I can’t dismiss this film outright because it lacks a central likeable lead. The performances are stellar. Some characters don’t get arcs you expect or even their stories fully told but that is okay if it creates unpredictability in the plot. Too many narratives now play to too many rules and conventions straight out of arts majors. Samuel L. Jackson by the way is stone cold brilliant in this film, possibly the greatest character Quentin has ever written for him. Kurt Russell too comes in with his John Wayne cadence, hard demeanour and reveals both a viciousness and naivety we don’t get to often see from him.
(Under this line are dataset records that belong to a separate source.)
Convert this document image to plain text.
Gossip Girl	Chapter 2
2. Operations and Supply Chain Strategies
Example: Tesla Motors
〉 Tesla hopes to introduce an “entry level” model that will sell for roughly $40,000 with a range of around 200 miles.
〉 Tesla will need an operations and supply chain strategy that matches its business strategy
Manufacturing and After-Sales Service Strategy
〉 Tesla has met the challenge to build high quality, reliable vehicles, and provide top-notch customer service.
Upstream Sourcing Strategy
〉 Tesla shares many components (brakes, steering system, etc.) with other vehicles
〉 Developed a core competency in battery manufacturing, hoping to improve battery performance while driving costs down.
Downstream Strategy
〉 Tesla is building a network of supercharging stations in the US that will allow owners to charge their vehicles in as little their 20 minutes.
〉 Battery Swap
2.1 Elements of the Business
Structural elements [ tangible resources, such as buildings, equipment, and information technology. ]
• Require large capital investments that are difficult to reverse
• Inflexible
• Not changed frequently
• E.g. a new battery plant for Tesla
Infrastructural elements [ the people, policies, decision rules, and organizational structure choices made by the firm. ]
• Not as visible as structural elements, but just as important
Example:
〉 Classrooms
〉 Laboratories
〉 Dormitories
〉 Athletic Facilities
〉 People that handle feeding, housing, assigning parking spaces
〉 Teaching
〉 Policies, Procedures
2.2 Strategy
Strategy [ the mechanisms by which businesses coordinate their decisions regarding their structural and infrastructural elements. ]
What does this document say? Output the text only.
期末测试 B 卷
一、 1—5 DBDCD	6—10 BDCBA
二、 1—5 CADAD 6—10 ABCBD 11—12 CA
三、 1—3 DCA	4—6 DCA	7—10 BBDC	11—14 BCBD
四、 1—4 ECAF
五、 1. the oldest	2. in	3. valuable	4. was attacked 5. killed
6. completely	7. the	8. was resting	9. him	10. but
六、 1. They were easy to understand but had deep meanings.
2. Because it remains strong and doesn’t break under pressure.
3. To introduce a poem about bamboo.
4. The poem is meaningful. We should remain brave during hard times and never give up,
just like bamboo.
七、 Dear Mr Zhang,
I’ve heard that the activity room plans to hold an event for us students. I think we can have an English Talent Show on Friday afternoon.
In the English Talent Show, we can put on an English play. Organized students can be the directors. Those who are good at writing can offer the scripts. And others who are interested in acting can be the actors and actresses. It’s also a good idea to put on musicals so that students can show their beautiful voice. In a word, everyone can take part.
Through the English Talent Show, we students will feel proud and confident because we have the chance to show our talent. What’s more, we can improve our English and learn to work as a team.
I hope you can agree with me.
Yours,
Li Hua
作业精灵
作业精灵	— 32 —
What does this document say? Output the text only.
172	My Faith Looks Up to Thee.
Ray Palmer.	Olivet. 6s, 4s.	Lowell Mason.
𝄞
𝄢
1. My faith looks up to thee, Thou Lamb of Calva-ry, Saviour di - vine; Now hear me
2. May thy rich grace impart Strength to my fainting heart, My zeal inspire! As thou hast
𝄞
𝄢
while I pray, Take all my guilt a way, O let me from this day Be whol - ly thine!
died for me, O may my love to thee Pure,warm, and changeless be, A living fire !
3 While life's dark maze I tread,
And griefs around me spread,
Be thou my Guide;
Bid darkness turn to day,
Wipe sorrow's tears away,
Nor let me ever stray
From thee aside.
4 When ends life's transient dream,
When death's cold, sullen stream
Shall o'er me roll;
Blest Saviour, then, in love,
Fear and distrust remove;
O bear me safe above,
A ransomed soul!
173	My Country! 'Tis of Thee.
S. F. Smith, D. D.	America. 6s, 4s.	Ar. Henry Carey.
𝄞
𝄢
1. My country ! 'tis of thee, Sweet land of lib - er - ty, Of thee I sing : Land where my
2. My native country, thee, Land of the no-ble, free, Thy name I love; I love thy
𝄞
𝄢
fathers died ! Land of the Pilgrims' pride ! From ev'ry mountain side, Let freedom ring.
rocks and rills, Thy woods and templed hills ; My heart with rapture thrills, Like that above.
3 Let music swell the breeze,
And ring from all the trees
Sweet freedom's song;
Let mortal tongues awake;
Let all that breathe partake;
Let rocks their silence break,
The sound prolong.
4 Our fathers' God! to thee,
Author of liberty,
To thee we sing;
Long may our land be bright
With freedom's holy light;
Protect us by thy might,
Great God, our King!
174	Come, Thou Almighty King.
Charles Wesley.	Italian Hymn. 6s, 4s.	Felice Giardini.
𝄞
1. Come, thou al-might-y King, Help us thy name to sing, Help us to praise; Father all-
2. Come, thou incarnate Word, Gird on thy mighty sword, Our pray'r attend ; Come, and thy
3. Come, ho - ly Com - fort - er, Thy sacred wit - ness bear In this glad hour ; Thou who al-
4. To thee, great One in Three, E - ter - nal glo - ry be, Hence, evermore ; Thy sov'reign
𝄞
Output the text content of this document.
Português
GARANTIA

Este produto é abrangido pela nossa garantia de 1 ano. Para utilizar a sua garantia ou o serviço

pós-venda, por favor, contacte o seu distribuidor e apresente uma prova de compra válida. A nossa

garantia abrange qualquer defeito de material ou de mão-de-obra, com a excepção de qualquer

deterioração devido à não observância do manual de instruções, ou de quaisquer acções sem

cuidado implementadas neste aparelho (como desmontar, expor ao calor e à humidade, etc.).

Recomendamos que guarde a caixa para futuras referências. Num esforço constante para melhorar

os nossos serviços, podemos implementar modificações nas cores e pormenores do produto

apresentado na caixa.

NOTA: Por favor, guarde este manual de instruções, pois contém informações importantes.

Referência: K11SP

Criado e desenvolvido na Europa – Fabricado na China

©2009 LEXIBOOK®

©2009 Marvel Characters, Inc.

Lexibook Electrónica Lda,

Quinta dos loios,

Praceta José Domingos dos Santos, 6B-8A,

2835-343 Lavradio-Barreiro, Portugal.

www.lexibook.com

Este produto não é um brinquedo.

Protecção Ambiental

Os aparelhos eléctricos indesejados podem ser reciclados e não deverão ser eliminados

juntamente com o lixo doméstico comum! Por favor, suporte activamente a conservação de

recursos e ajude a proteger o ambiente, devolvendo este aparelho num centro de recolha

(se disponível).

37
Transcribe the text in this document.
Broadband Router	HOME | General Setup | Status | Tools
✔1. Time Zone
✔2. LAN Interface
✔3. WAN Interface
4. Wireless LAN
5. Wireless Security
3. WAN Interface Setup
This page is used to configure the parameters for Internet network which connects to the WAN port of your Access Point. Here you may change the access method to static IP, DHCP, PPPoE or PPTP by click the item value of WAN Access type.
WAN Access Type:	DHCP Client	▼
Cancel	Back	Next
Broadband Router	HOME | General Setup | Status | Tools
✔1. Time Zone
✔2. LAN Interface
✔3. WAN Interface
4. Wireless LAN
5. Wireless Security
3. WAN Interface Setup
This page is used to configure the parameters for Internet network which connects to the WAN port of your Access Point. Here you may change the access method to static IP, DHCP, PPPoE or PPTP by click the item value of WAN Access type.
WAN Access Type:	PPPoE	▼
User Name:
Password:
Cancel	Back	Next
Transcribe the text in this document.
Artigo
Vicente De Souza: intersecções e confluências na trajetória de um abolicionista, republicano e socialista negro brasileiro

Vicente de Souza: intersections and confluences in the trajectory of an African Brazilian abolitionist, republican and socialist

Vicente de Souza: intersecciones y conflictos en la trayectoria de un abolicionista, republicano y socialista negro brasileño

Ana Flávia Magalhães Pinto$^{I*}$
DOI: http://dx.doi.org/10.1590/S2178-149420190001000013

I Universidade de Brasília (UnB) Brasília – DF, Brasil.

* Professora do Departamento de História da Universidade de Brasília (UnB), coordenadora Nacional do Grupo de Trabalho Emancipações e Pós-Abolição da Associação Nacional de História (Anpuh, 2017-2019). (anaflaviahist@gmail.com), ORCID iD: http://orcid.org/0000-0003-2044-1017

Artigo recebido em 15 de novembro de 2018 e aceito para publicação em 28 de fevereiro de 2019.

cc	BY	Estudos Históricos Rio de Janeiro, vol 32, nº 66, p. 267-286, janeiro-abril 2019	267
Jennifer Jason Leigh plays up the physical comedy of her character but like the rest of the cast there is a great deal that will be revealed throughout the course of the film. Walter Goggins might just get the biggest arc but I enjoyed Bruce Dern and Tim Roth just as much.

The film moves at a slow pace for 3 hours but I wouldn’t say it is too long. One scene played as an introduction for a whole raft of new victims that seemed pointless until it became obvious that the scene showed the bonds of certain characters before tearing them apart. The choice to shoot in 70mm is neither a bad or good choice, merely an interesting one for a film that is mostly bound to one set. Ennio Morricone’s music fulfils its purpose but does not remain after you leave the theatre.

I can’t fault a lot of Tarantino’s work here and I’m still of the opinion that Quentin Tarantino is one of the great filmmakers of my generation but I wouldn’t say I enjoyed this movie. If this film is designed to enrage then the understated The Big Short and Spotlight are far more moving and thought provoking. If The Hateful Eight is not designed to enrage but to merely make fun of the absurdity of how cruel we are to each other well then I’m sorry Quentin, I get the joke but I’m not laughing.